I still think it’s fantastic. I still want to finish it. Part of me is glad that I dragged my heels in doing so, because now there are more options and fleshed-out endings to look forward to than back when the game first released. And yet, I haven’t touched the game since November of last year, where I left off.
So, what happened that killed my momentum?
It’s hard to say. I fizzled out at the beginning of Chapter 3, right after getting into Baldur’s Gate itself. I know that’s so close to the end, but it also feels so far away. Mostly because there’s something about dense city settings with all the quests and goings-on that feels just a little bit overwhelming to me in an RPG.
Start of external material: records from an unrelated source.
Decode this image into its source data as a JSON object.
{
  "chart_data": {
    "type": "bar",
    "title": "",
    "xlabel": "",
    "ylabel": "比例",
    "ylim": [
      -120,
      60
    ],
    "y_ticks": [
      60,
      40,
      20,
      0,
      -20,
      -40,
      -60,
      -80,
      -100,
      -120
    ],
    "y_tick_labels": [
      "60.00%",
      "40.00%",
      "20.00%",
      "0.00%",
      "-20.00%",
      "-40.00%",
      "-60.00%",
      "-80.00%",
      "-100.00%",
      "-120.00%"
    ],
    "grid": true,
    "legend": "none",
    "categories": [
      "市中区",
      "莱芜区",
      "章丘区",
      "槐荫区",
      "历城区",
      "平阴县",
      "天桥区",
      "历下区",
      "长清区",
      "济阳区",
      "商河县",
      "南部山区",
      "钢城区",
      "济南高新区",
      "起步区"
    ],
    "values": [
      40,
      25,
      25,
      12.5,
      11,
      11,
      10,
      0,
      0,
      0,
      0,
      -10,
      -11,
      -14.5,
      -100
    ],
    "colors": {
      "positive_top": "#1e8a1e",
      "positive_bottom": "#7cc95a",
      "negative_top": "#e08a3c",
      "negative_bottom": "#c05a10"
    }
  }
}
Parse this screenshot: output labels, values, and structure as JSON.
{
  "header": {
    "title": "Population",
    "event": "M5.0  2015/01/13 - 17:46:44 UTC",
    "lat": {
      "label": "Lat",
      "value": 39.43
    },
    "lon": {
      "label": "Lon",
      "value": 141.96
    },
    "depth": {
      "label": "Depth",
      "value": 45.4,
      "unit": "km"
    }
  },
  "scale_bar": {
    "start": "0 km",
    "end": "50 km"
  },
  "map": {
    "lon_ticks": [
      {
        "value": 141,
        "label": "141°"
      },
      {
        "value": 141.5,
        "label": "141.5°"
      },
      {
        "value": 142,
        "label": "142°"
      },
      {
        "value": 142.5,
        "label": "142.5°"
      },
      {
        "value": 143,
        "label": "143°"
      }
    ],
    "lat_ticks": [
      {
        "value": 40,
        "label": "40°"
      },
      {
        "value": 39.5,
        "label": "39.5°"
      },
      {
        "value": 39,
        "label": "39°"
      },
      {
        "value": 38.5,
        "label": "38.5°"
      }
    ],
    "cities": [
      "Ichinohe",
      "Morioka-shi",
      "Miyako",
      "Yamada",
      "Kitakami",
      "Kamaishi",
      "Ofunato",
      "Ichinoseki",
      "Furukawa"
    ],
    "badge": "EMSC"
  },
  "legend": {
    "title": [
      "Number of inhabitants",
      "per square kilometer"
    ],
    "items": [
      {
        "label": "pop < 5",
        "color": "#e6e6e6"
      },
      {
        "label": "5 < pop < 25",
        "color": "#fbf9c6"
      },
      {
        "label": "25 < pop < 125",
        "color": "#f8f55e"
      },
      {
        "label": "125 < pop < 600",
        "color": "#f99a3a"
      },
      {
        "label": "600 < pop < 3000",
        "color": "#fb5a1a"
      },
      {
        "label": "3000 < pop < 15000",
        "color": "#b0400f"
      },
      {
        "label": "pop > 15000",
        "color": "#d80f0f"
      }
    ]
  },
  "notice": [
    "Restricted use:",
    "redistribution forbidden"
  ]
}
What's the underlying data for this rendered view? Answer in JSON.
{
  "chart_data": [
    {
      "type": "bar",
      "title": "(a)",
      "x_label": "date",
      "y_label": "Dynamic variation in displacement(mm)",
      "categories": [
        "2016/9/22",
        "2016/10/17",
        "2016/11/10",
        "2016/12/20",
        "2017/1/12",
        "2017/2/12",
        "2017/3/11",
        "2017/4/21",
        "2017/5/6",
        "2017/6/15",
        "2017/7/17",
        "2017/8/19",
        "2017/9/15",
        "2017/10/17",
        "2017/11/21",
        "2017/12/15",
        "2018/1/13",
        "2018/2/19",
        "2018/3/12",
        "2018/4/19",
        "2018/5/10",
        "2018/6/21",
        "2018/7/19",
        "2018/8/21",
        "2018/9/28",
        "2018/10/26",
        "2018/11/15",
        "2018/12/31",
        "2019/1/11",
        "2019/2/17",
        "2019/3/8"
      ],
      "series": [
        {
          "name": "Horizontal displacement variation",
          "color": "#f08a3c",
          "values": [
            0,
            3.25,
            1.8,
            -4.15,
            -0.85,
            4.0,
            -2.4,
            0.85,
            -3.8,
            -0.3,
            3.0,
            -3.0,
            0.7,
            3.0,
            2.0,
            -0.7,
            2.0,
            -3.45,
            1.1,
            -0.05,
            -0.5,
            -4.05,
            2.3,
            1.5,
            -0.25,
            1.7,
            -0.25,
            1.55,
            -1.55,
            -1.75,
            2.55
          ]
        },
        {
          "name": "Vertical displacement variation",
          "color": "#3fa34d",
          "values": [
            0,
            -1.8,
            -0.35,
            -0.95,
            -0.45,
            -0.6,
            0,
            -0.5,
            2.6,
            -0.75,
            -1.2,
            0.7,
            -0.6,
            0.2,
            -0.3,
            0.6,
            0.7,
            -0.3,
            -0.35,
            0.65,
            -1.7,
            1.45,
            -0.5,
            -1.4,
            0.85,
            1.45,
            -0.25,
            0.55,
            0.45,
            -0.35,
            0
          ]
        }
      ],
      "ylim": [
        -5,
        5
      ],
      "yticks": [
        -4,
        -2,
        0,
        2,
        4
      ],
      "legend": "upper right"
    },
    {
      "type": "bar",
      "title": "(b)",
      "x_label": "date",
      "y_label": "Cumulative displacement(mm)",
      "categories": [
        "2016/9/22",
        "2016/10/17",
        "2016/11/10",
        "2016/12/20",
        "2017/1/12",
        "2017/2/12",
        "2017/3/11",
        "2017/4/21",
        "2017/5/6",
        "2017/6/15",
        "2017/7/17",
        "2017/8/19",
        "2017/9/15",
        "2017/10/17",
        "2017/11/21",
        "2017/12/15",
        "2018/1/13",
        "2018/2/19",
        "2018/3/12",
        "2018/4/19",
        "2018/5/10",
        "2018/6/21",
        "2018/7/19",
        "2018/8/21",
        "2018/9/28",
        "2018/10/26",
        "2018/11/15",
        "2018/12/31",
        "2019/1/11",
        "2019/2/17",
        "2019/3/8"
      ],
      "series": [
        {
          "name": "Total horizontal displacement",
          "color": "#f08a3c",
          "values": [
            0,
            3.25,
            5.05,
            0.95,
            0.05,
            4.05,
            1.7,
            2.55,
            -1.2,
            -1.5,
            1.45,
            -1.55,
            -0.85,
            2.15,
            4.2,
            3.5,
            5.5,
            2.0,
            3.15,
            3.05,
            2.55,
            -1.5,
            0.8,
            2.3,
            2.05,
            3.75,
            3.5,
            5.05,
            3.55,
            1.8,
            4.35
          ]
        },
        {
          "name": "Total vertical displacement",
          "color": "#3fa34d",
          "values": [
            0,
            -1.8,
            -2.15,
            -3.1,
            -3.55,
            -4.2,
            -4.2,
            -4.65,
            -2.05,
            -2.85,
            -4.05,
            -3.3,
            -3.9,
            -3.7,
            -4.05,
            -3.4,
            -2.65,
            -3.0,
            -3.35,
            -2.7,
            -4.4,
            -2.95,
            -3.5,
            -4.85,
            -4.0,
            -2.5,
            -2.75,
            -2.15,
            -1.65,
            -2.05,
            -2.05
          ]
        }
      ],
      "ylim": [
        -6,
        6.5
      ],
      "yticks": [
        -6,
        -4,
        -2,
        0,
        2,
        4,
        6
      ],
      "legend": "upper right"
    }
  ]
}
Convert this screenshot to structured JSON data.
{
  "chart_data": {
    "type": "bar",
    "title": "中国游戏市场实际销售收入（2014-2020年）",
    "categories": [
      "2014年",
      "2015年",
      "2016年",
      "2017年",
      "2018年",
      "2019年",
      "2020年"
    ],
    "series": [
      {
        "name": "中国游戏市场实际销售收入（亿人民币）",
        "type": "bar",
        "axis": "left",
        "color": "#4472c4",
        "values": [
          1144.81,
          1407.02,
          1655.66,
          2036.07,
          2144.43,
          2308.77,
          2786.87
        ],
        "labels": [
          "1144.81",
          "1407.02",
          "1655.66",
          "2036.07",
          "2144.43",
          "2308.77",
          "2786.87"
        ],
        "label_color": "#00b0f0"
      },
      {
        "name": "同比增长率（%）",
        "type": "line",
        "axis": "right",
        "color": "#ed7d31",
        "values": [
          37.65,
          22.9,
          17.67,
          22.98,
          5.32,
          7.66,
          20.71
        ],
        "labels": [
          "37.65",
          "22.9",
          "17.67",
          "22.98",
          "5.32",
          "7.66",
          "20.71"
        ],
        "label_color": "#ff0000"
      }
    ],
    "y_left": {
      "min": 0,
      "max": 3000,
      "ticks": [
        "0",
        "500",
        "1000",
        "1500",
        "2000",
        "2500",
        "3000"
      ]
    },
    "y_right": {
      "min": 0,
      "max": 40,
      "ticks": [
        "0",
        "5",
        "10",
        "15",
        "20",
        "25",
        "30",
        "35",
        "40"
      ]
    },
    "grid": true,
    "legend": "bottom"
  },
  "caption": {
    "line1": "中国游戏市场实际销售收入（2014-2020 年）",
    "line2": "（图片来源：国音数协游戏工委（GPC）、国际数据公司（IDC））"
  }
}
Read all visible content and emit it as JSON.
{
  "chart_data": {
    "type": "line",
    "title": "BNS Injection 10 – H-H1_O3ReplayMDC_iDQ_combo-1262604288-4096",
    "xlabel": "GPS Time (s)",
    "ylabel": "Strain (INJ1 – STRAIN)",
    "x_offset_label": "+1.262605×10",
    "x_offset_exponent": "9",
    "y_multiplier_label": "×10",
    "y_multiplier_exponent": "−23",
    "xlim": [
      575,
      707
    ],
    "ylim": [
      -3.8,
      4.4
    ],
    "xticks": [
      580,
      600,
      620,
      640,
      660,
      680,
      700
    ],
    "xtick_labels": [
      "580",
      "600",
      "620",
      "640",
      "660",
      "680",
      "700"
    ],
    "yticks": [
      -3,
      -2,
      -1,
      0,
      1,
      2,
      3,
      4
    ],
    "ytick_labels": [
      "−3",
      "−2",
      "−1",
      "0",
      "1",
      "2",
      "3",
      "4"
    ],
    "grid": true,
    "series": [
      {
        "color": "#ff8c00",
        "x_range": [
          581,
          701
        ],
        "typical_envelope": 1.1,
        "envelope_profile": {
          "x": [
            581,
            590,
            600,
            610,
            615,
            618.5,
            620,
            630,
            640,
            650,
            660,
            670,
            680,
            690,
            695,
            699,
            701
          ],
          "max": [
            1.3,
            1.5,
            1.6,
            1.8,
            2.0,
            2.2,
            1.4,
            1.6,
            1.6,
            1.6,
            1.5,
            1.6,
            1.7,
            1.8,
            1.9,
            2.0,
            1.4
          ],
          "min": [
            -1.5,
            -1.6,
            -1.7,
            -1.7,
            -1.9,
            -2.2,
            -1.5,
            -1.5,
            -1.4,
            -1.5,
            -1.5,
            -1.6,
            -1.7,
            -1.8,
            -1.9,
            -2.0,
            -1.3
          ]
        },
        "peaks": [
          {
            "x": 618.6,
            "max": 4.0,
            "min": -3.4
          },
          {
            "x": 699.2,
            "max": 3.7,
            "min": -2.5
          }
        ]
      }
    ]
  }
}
I have a habit of losing interest in a game when encountering a big city, and I can’t tell you why. Maybe it’s just that it feels like there’s so much to see and do. While you might think that sounds like a good thing, when there’s too many objectives spread out through a city environment, it just doesn’t work well for me.
I’m sure that if I spent more time in Baldur’s Gate, I could learn my way around and overcome the feeling of overwhelm that I get in RPG cities in general. I didn’t dislike the city or my time there, and I honestly remember enough about what I was doing and who I interacted with in the game to pick up where I left off pretty easily.
Just like with all of my other gaming goals – both PC and Switch – this requires time and attention, both which I seem to struggle to offer to games that I’m not already focused on playing with other people. I’m very good at dropping dozens of hours in MMOs or co-op survival games, but terrible at playing games on my own for some reason.
Anyhow, I’m wandering off of what I intended to write about – mostly that I very much enjoyed my time in BG3, and I very much still want to finish it! It’s really just finding the time and motivation to do so that I struggle with!
Do you have trouble focusing on single player games like I do? Do you have any suggestions for how I can overcome this issue and enjoy single player games again?